The classic (and probably original) flash heated fabric is Pertex, who started life making parachute fabrics, but are still a market leader in this type of fabric technology. Other companies also make their own versions like Haglofs PERFORMAC™ fabric which has many of the same qualities as Pertex.
Ok, so what are the downsides?
Both have their advantages and disadvantages, which one you choose depends on what you are looking for.
As mentioned previously, these are used in combination with other fabrics, and therefore tend to be very comfortable. The combination fabrics act as a wicking liner than enables moisture to be transported away from your body quicker.
This can also be an issue however, when you just want a windproof layer with no insulation. To date, no one really makes a windstopper that is just the membrane. All membrane products are therefore slightly heavy and, in the summer, can be too hot to wear for a prolonged period of time.
These are super lightweight, as it is just the windproof on its own. That means that you can get a Pertex top like the Montane Featherlite Smock (left) which is smaller than an apple and weighs less than one too!
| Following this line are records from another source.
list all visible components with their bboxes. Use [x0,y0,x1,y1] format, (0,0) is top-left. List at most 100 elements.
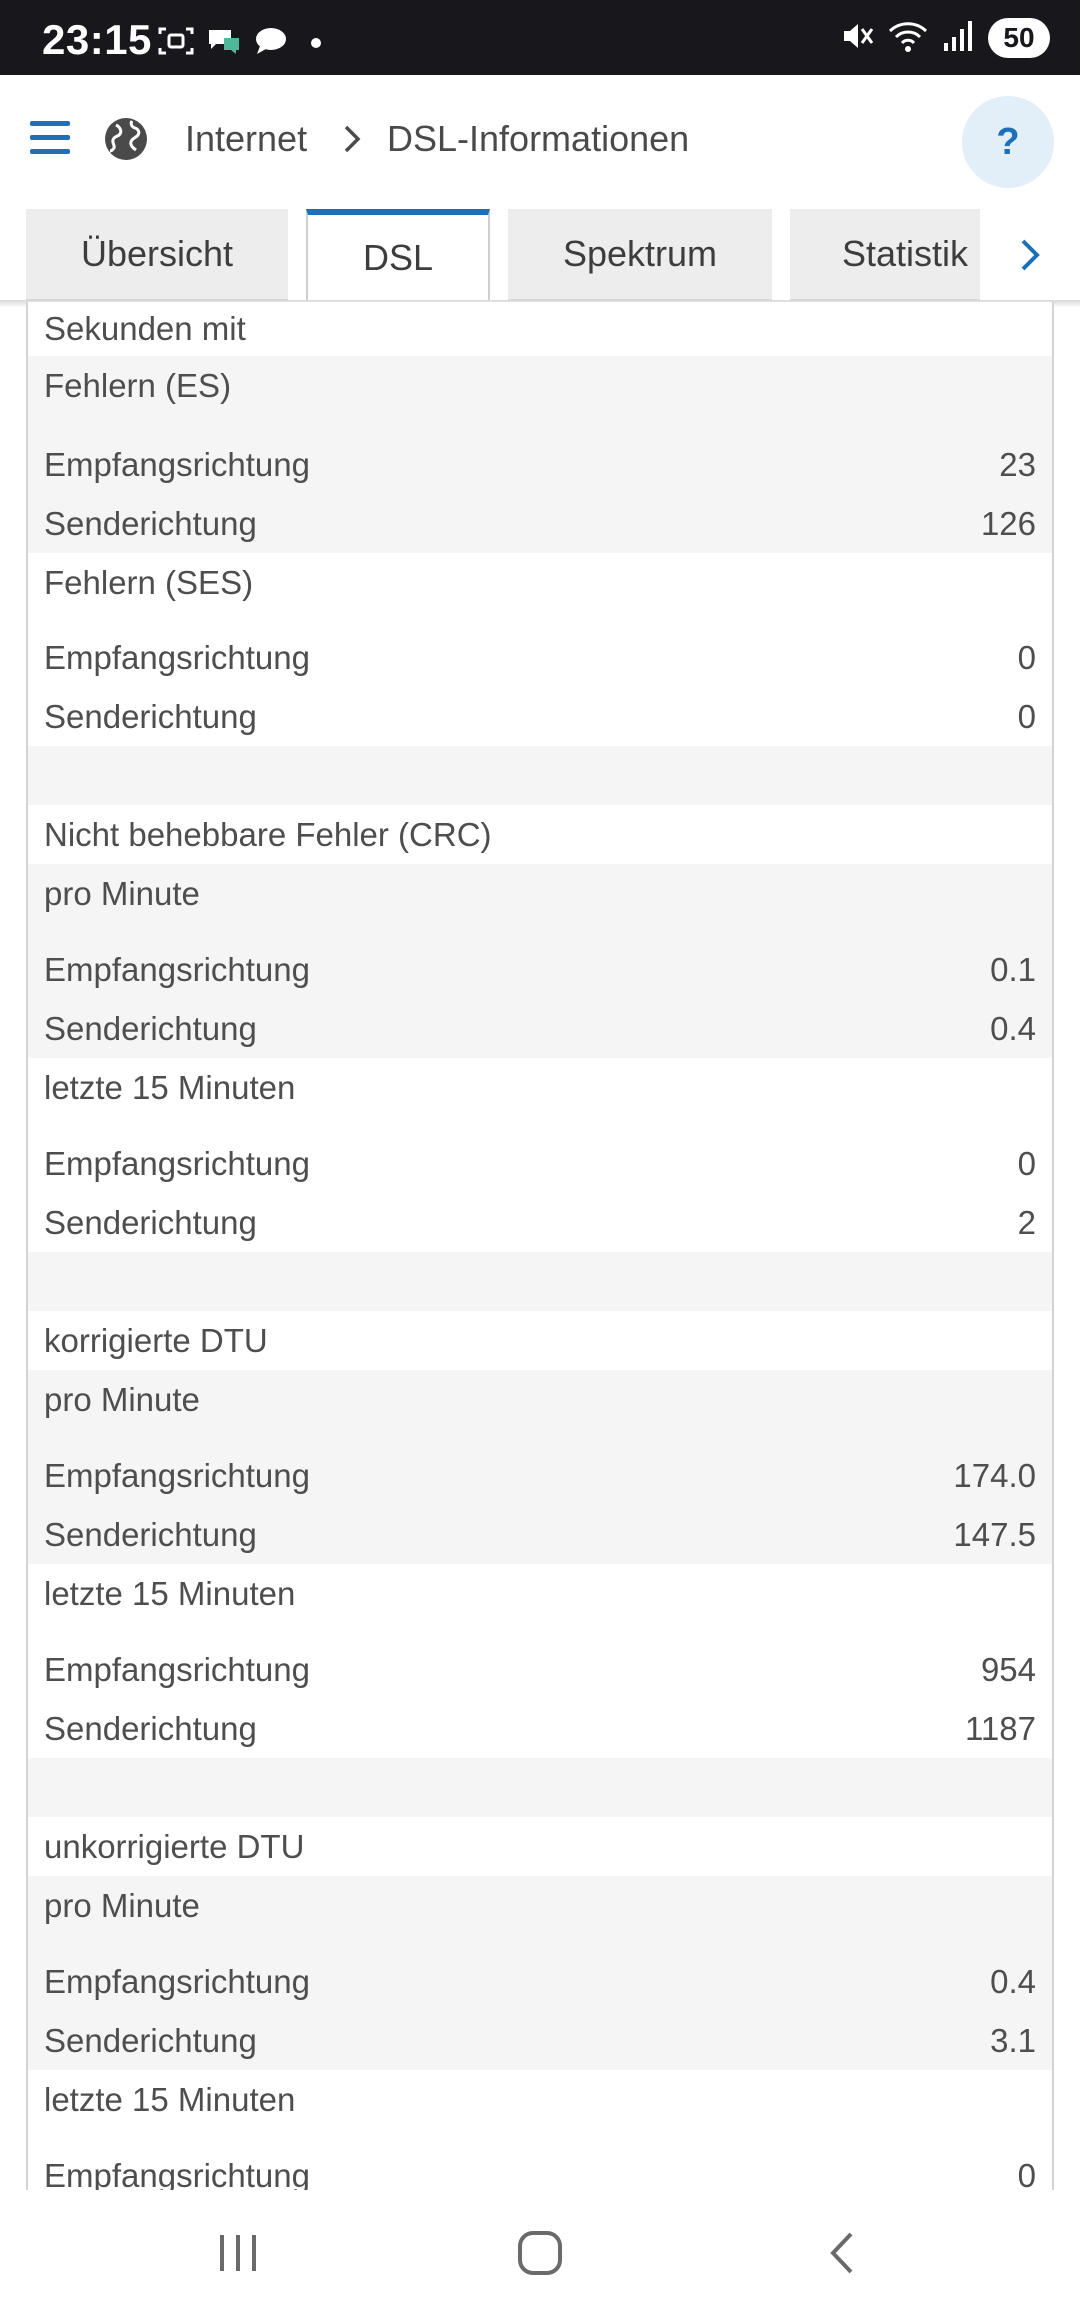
tab-bar: Übersicht DSL Spektrum Statistik [0,209,1080,301]
row-label: letzte 15 Minuten [44,1068,296,1106]
table-row: Fehlern (SES) [28,553,1052,612]
row-spacer [28,1935,1052,1952]
table-row: Empfangsrichtung 0 [28,628,1052,687]
row-spacer [28,1117,1052,1134]
tab-spektrum[interactable]: Spektrum [508,209,772,301]
row-value: 954 [980,1650,1036,1688]
table-row: letzte 15 Minuten [28,2070,1052,2129]
row-value: 174.0 [953,1456,1036,1494]
row-label: Empfangsrichtung [44,445,310,483]
home-icon[interactable] [460,2190,620,2316]
breadcrumb-dsl-informationen: DSL-Informationen [387,118,690,159]
row-value: 0 [1017,638,1036,676]
row-label: letzte 15 Minuten [44,1574,296,1612]
table-row: letzte 15 Minuten [28,1058,1052,1117]
table-row: Empfangsrichtung 954 [28,1640,1052,1699]
help-button[interactable]: ? [962,96,1054,188]
row-label: Senderichtung [44,1515,257,1553]
row-label: Senderichtung [44,1709,257,1747]
table-row: Empfangsrichtung 0 [28,1134,1052,1193]
table-row: Fehlern (ES) [28,356,1052,415]
table-row: Senderichtung 0.4 [28,999,1052,1058]
dot-icon [310,36,322,54]
row-label: Empfangsrichtung [44,1144,310,1182]
row-label: pro Minute [44,874,200,912]
row-label: Empfangsrichtung [44,1456,310,1494]
status-bar: 23:15 50 [0,0,1080,75]
row-spacer [28,923,1052,940]
row-label: Empfangsrichtung [44,2156,310,2191]
table-row: Senderichtung 126 [28,494,1052,553]
table-row: pro Minute [28,864,1052,923]
table-row: Empfangsrichtung 23 [28,435,1052,494]
row-label: Senderichtung [44,1009,257,1047]
row-value: 0.4 [990,1962,1036,2000]
table-row: Senderichtung 3.1 [28,2011,1052,2070]
row-spacer [28,612,1052,628]
row-label: pro Minute [44,1380,200,1418]
row-spacer [28,1623,1052,1640]
row-value: 147.5 [953,1515,1036,1553]
table-row: unkorrigierte DTU [28,1817,1052,1876]
table-row: pro Minute [28,1876,1052,1935]
table-row: Senderichtung 0 [28,687,1052,746]
chevron-right-icon[interactable] [980,209,1080,301]
row-label: Fehlern (SES) [44,563,254,601]
tab-dsl[interactable]: DSL [306,209,490,301]
recent-apps-icon[interactable] [158,2190,318,2316]
row-value: 1187 [965,1709,1036,1747]
row-value: 2 [1017,1203,1036,1241]
wifi-icon [888,19,928,58]
table-row: pro Minute [28,1370,1052,1429]
row-label: Nicht behebbare Fehler (CRC) [44,815,492,853]
chat-bubbles-icon [206,26,242,61]
row-label: Empfangsrichtung [44,1962,310,2000]
mute-icon [840,19,874,58]
battery-indicator: 50 [988,18,1050,58]
row-label: Empfangsrichtung [44,638,310,676]
table-row: letzte 15 Minuten [28,1564,1052,1623]
row-spacer [28,1429,1052,1446]
table-row: Empfangsrichtung 174.0 [28,1446,1052,1505]
system-navigation-bar [0,2190,1080,2316]
row-label: Fehlern (ES) [44,366,232,404]
row-value: 126 [980,504,1036,542]
chevron-right-icon [340,123,364,160]
screenshot-icon [158,26,194,61]
table-row-empty [28,1758,1052,1817]
row-label: Empfangsrichtung [44,950,310,988]
dsl-statistics-table: Sekunden mit Fehlern (ES) Empfangsrichtu… [26,302,1054,2190]
tab-uebersicht[interactable]: Übersicht [26,209,288,301]
table-row-empty [28,1252,1052,1311]
row-label: pro Minute [44,1886,200,1924]
back-icon[interactable] [762,2190,922,2316]
row-label: Senderichtung [44,2021,257,2059]
row-label: Senderichtung [44,504,257,542]
table-row: Nicht behebbare Fehler (CRC) [28,805,1052,864]
table-row: Sekunden mit [28,302,1052,356]
status-time: 23:15 [42,16,152,63]
table-row: Empfangsrichtung 0.4 [28,1952,1052,2011]
row-value: 0 [1017,2156,1036,2191]
row-label: letzte 15 Minuten [44,2080,296,2118]
row-label: Senderichtung [44,697,257,735]
signal-icon [942,19,974,58]
hamburger-menu-icon[interactable] [30,121,70,155]
row-value: 0.1 [990,950,1036,988]
message-icon [254,26,288,61]
row-label: unkorrigierte DTU [44,1827,305,1865]
globe-icon [102,115,150,168]
table-row-empty [28,746,1052,805]
app-header: Internet DSL-Informationen ? [0,75,1080,209]
table-row: Senderichtung 2 [28,1193,1052,1252]
row-value: 0 [1017,697,1036,735]
row-spacer [28,415,1052,435]
row-value: 0.4 [990,1009,1036,1047]
table-row: korrigierte DTU [28,1311,1052,1370]
row-label: Sekunden mit [44,310,246,347]
breadcrumb-internet[interactable]: Internet [185,118,308,159]
row-spacer [28,2129,1052,2146]
row-value: 3.1 [990,2021,1036,2059]
table-row: Senderichtung 147.5 [28,1505,1052,1564]
row-label: korrigierte DTU [44,1321,268,1359]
The downside is that, as there is often no liner, they can feel clammy. Although they are breathing as quick (if not quicker) than the equivalent windstopper, you can often feel the moisture against your skin before it is transferred to the other side.
Ok, so I’m still not sure which one to go for, which one is best?
As always, there is no best. If you are looking for a jacket or pair of trousers etc that keeps the wind out, no matter what, then you would do well to go for a membrane based wind proof garment, such as a Gore Windstopper or a Polartec Powershield.
If you are going to be working hard or in warmer weather when you don’t want your jacket to warm you up as well, then a flash heated garment like Pertex or Haglofs PERFORMAC™ would be more suited to you.
· Umm, yeah, thanks ..... I think I’ll buy both to be on the safe side!